Abstract:Recommender systems trained on offline historical user behaviors are embracing conversational techniques to online query user preference. Unlike prior conversational recommendation approaches that systemically combine conversational and recommender parts through a reinforcement learning framework, we propose CORE, a new offline-training and online-checking paradigm that bridges a COnversational agent and REcommender systems via a unified uncertainty minimization framework. It can benefit any recommendation platform in a plug-and-play style. Here, CORE treats a recommender system as an offline relevance score estimator to produce an estimated relevance score for each item; while a conversational agent is regarded as an online relevance score checker to check these estimated scores in each session. We define uncertainty as the summation of unchecked relevance scores. In this regard, the conversational agent acts to minimize uncertainty via querying either attributes or items.
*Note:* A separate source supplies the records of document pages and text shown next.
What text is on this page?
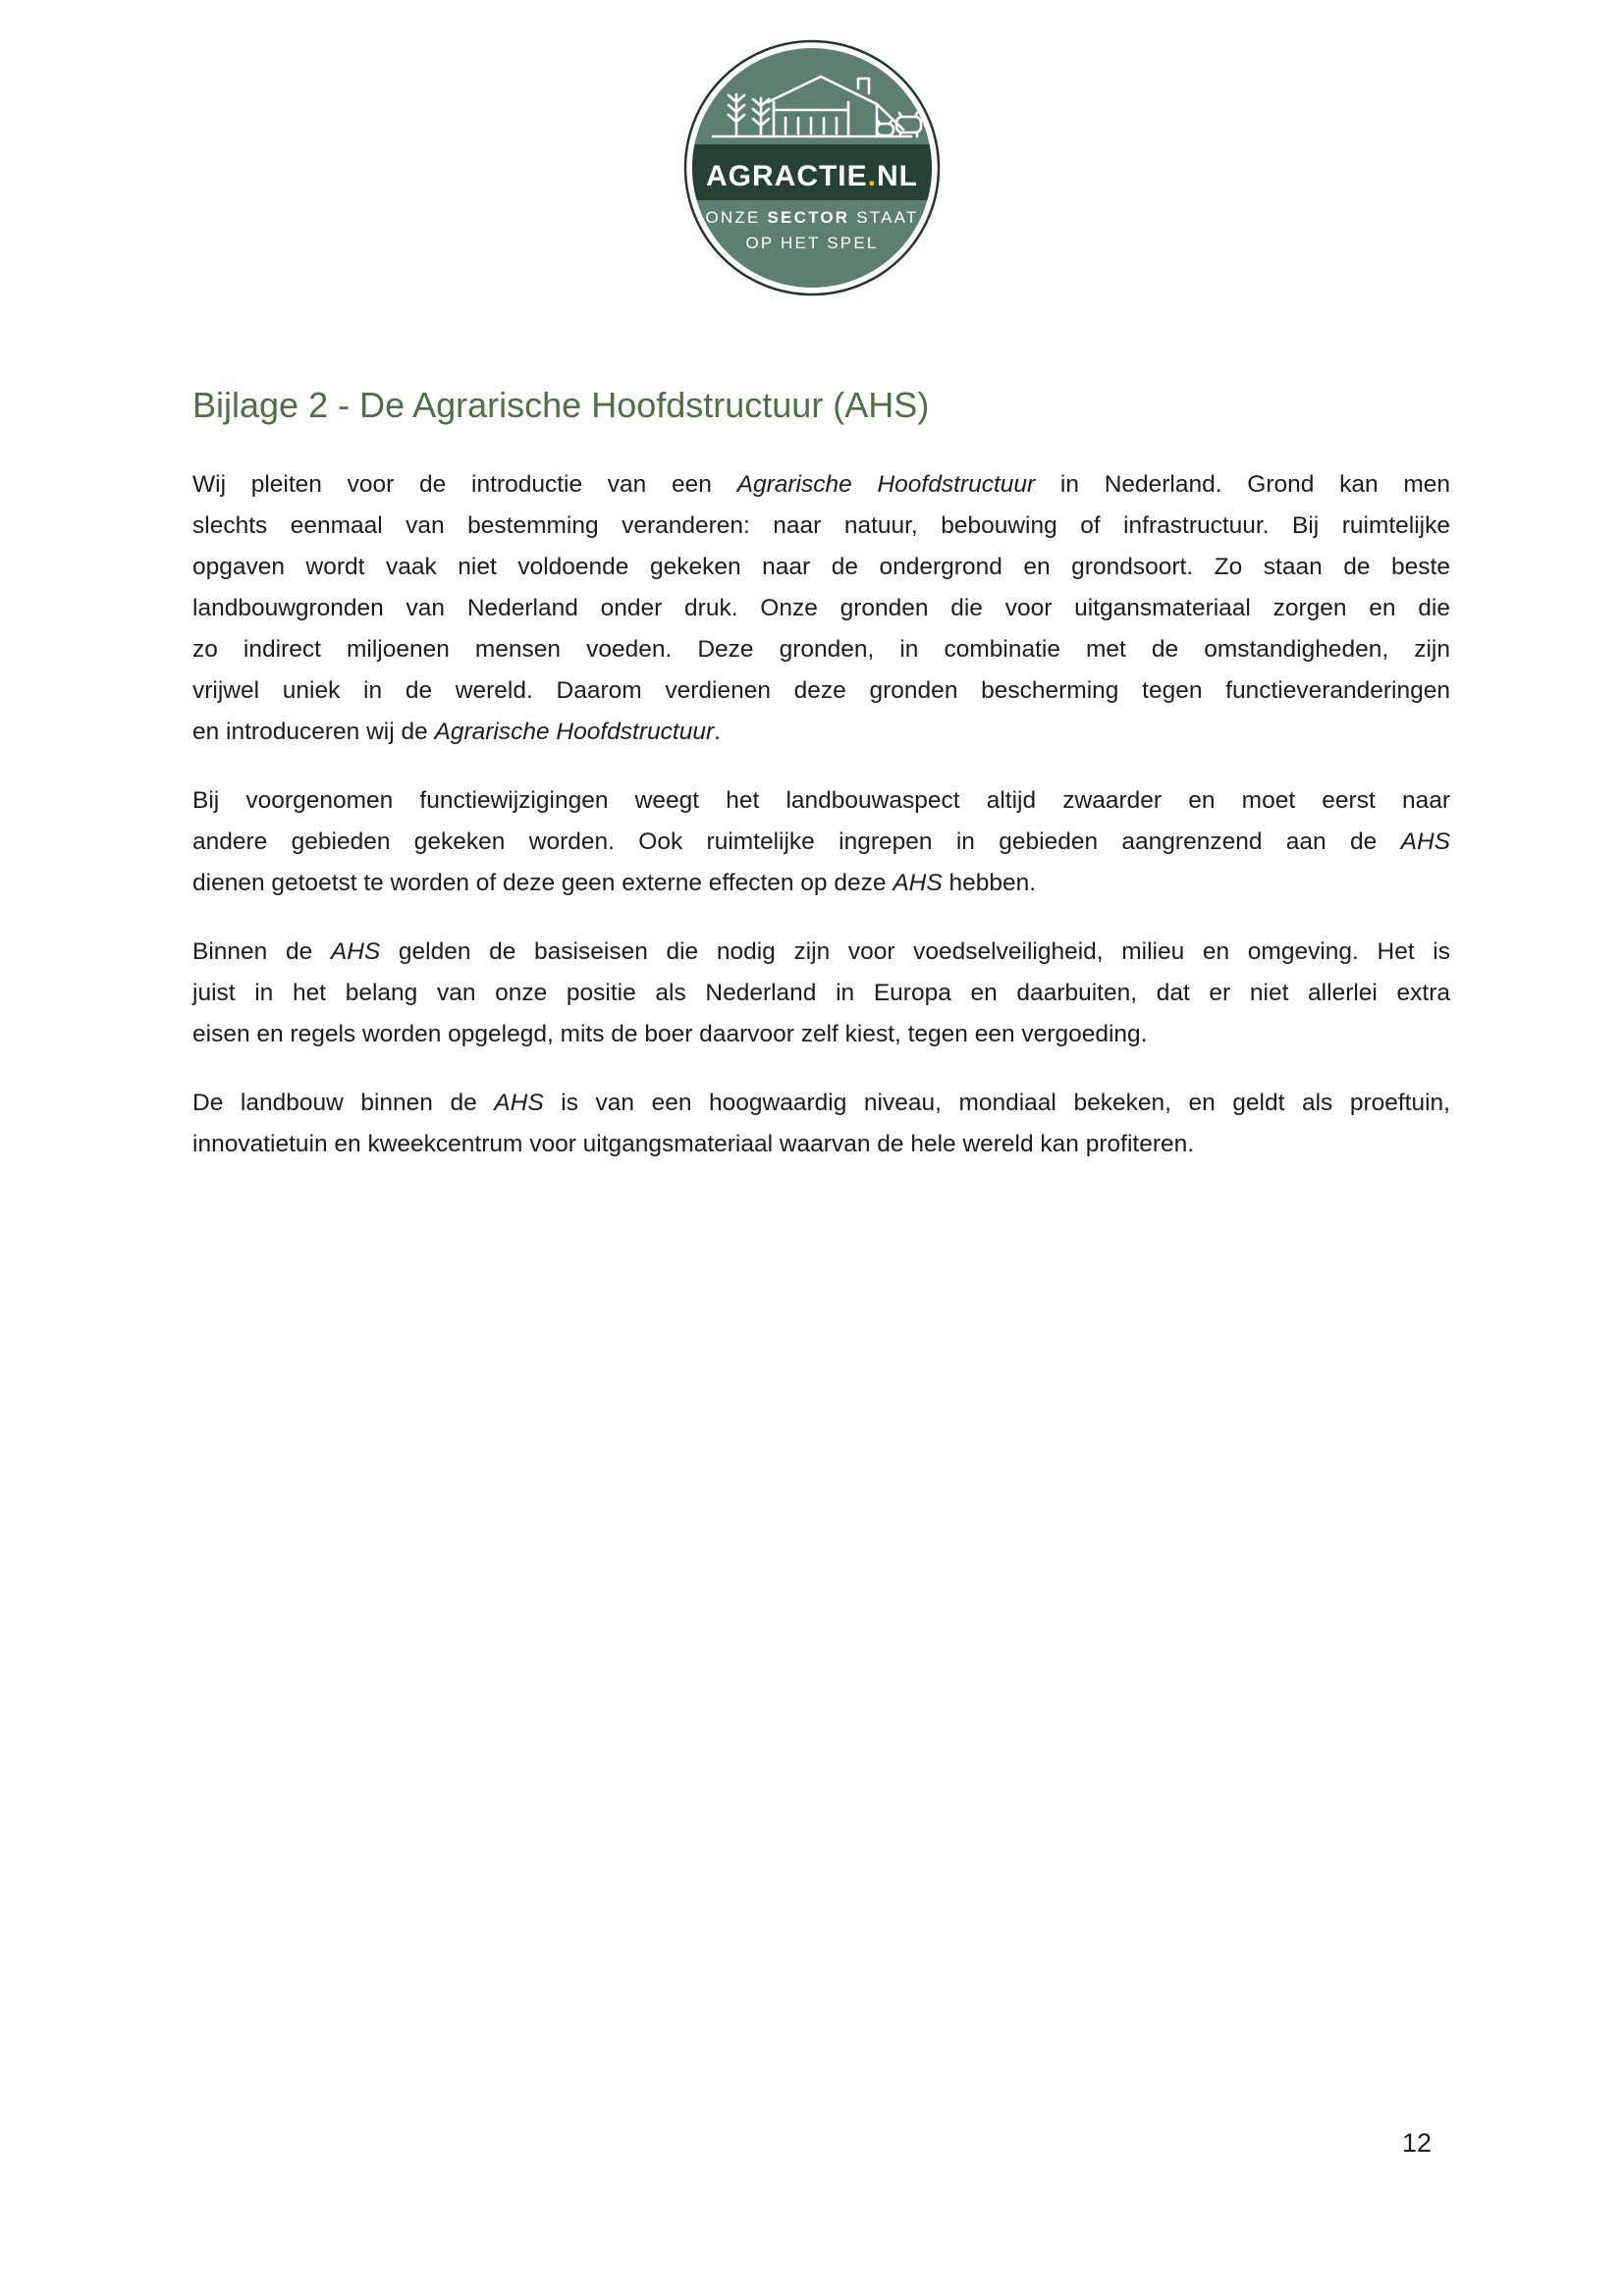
AGRACTIE.NL
ONZE SECTOR STAAT
OP HET SPEL
Bijlage 2 - De Agrarische Hoofdstructuur (AHS)

Wij pleiten voor de introductie van een Agrarische Hoofdstructuur in Nederland. Grond kan men
slechts eenmaal van bestemming veranderen: naar natuur, bebouwing of infrastructuur. Bij ruimtelijke
opgaven wordt vaak niet voldoende gekeken naar de ondergrond en grondsoort. Zo staan de beste
landbouwgronden van Nederland onder druk. Onze gronden die voor uitgansmateriaal zorgen en die
zo indirect miljoenen mensen voeden. Deze gronden, in combinatie met de omstandigheden, zijn
vrijwel uniek in de wereld. Daarom verdienen deze gronden bescherming tegen functieveranderingen
en introduceren wij de Agrarische Hoofdstructuur.

Bij voorgenomen functiewijzigingen weegt het landbouwaspect altijd zwaarder en moet eerst naar
andere gebieden gekeken worden. Ook ruimtelijke ingrepen in gebieden aangrenzend aan de AHS
dienen getoetst te worden of deze geen externe effecten op deze AHS hebben.

Binnen de AHS gelden de basiseisen die nodig zijn voor voedselveiligheid, milieu en omgeving. Het is
juist in het belang van onze positie als Nederland in Europa en daarbuiten, dat er niet allerlei extra
eisen en regels worden opgelegd, mits de boer daarvoor zelf kiest, tegen een vergoeding.

De landbouw binnen de AHS is van een hoogwaardig niveau, mondiaal bekeken, en geldt als proeftuin,
innovatietuin en kweekcentrum voor uitgangsmateriaal waarvan de hele wereld kan profiteren.

12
Based on the uncertainty minimization framework, we derive the expected certainty gain of querying each attribute and item, and develop a novel online decision tree algorithm to decide what to query at each turn. Experimental results on 8 industrial datasets show that CORE could be seamlessly employed on 9 popular recommendation approaches. We further demonstrate that our conversational agent could communicate as a human if empowered by a pre-trained large language model.